Zdaniem Makagona, taryfy na dostawy gazu przez Ukrainę są absolutnie konkurencyjne, a pojemne magazyny gazu, w odróżnieniu od typowo przesyłowej infrastruktury, którą są gazociągi Turkish Stream i Nord Stream 2, pozwalają na stabilne zaspokojenie wahającego się popytu.
Dodatkowo, Rosjanie mogliby pomyśleć o stworzeniu możliwości odbioru swojego gazu na granicy rosyjsko-ukraińskiej. W ten sposób pojawiłaby się możliwość nowych punktów przesyłu gazu do Europy.
Jednak bez względu na decyzje Rosjan o przyszłości szlaku ukraińskiego, Makogon zapewnia, że system będzie na to przygotowany. – Jesteśmy gotowi na scenariusz zerowego tranzytu i za pięć lat całkowicie zmodernizujemy nasz system transportu gazu – podsumował Makogon.
Magazyny gazu dla Gazpromu?
Makogon poruszył w wywiadzie również aspekt dostaw rosyjskiego gazu w 2020 roku. – Już teraz Gazprom nie wykorzystuje płatnych zdolności tranzytowe. Z 178 milionów m sześc. dziennie zakontraktowanych w nowej umowie tranzytowej, transportuje tylko średnio 150 milionów m sześc. dziennie. Oznacza to, że Gazprom płaci za 28 milionów metrów sześciennych dziennie, ale ich nie wykorzystuje – mówi Makogon.
Ma on jednak korzystne rozwiązanie dla obu stron. Proponuje wykorzystanie ukraińskich magazynów gazu, aby gaz przeczekał do zimy, wtedy zwiększy się zapotrzebowanie na błękitny surowiec u europejskich klientów. Według prezesa OGTSU, takie rozwiązanie pozwoli na wykorzystanie przez Gazprom pełnej zakontraktowanej mocy przesyłowej, a Ukrainie przyniesie zysk z przechowania tego gazu. Według Makogona, koszty magazynowania gazu na Ukrainie są trzy do pięciu razy niższe niż w innych państwach europejskich.

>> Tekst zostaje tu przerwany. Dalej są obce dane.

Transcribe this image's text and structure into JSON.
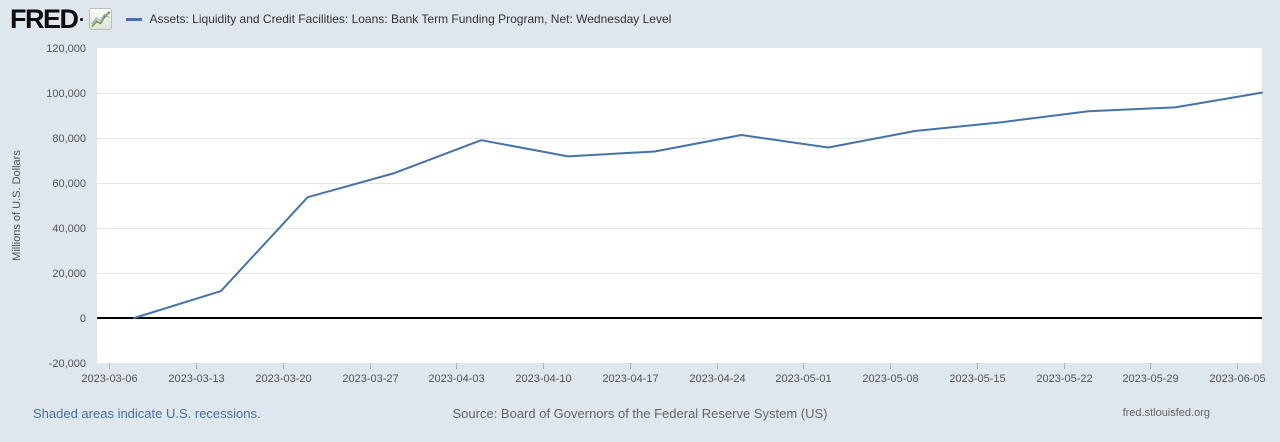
{
  "header": {
    "logo_text": "FRED",
    "series_title": "Assets: Liquidity and Credit Facilities: Loans: Bank Term Funding Program, Net: Wednesday Level"
  },
  "colors": {
    "background": "#dee6ee",
    "series_line": "#4572a7",
    "link_blue": "#4a6fa5",
    "muted_text": "#666666",
    "axis_text": "#555555",
    "gridline": "#e6e6e6",
    "zero_line": "#000000"
  },
  "chart_data": {
    "type": "line",
    "title": "Assets: Liquidity and Credit Facilities: Loans: Bank Term Funding Program, Net: Wednesday Level",
    "xlabel": "",
    "ylabel": "Millions of U.S. Dollars",
    "x": [
      "2023-03-08",
      "2023-03-15",
      "2023-03-22",
      "2023-03-29",
      "2023-04-05",
      "2023-04-12",
      "2023-04-19",
      "2023-04-26",
      "2023-05-03",
      "2023-05-10",
      "2023-05-17",
      "2023-05-24",
      "2023-05-31",
      "2023-06-07"
    ],
    "values": [
      0,
      11943,
      53669,
      64403,
      79021,
      71837,
      73982,
      81327,
      75778,
      83101,
      87006,
      91907,
      93615,
      100161
    ],
    "x_ticks": [
      "2023-03-06",
      "2023-03-13",
      "2023-03-20",
      "2023-03-27",
      "2023-04-03",
      "2023-04-10",
      "2023-04-17",
      "2023-04-24",
      "2023-05-01",
      "2023-05-08",
      "2023-05-15",
      "2023-05-22",
      "2023-05-29",
      "2023-06-05"
    ],
    "y_ticks": [
      -20000,
      0,
      20000,
      40000,
      60000,
      80000,
      100000,
      120000
    ],
    "xlim": [
      "2023-03-05",
      "2023-06-07"
    ],
    "ylim": [
      -20000,
      120000
    ],
    "grid": true,
    "zero_line": true,
    "legend_position": "top",
    "line_color": "#4572a7",
    "plot_background": "#ffffff"
  },
  "footer": {
    "recessions_note": "Shaded areas indicate U.S. recessions.",
    "source": "Source: Board of Governors of the Federal Reserve System (US)",
    "site": "fred.stlouisfed.org"
  }
}
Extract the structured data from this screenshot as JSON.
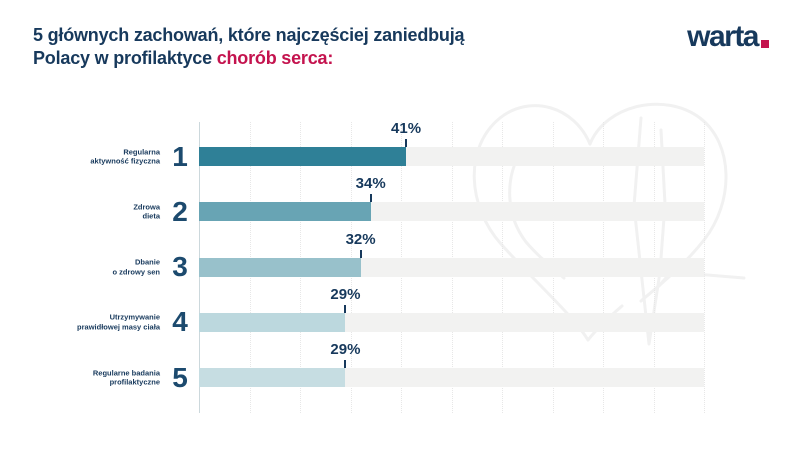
{
  "header": {
    "title_line1": "5 głównych zachowań, które najczęściej zaniedbują",
    "title_line2_prefix": "Polacy w profilaktyce ",
    "title_line2_highlight": "chorób serca:"
  },
  "logo": {
    "text": "warta"
  },
  "colors": {
    "navy": "#17395c",
    "red": "#c4134e",
    "track": "#f2f2f1",
    "axis": "#ccd8dc",
    "gridline": "#e7e7e7",
    "watermark": "#f1f1f1",
    "bar_colors": [
      "#2f8097",
      "#68a4b4",
      "#98c1cb",
      "#bcd8de",
      "#c6dde2"
    ]
  },
  "chart_data": {
    "type": "bar",
    "orientation": "horizontal",
    "title": "5 głównych zachowań, które najczęściej zaniedbują Polacy w profilaktyce chorób serca",
    "categories": [
      "Regularna\naktywność fizyczna",
      "Zdrowa\ndieta",
      "Dbanie\no zdrowy sen",
      "Utrzymywanie\nprawidłowej masy ciała",
      "Regularne badania\nprofilaktyczne"
    ],
    "ranks": [
      "1",
      "2",
      "3",
      "4",
      "5"
    ],
    "values": [
      41,
      34,
      32,
      29,
      29
    ],
    "value_labels": [
      "41%",
      "34%",
      "32%",
      "29%",
      "29%"
    ],
    "xlim": [
      0,
      100
    ],
    "grid": "vertical dotted lines every 10%",
    "legend": "none"
  }
}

Zakup gazu bezpośrednio z Rosji?
Makogon odniósł się również do pytania o powrót do bezpośrednich zakupów gazu z Rosji. Według niego takie zakupy są możliwe zwłaszcza w sytuacji, gdyby Gazprom sprzedawał swój gaz w ramach aukcji i z odbiorem na granicy ukraińsko-rosyjskiej. Według niego, Gazprom nie miałby technicznych problemów z organizacją takich aukcji, ponieważ część swojego gazu sprzedaje za pośrednictwem elektronicznej platformy aukcyjnej. Na przeszkodzie takiego rozwiązania, na które znalazłoby się według Makogona co najmniej trzystu handlowców na obszarze całej Ukrainy, może stanąć polityka. W tym szef systemu przesyłowego upatruje największy problem.
Wcześniej w wywiadzie dla S&P, szef państwowego Naftogazu powiedział, że jego spółka zaprzestała importu gazu z Europy, ponieważ magazyny gazu na Ukrainie mają ponad 16 mld m sześc. zapasu. Według niego, jest to wystarczający poziom do zaspokojenia zimowych potrzeb Ukrainy zwłaszcza, że wzrośnie wydobycie gazu ze złóż krajowych. Zakupy na Zachodzie wciąż realizują podmioty prywatne.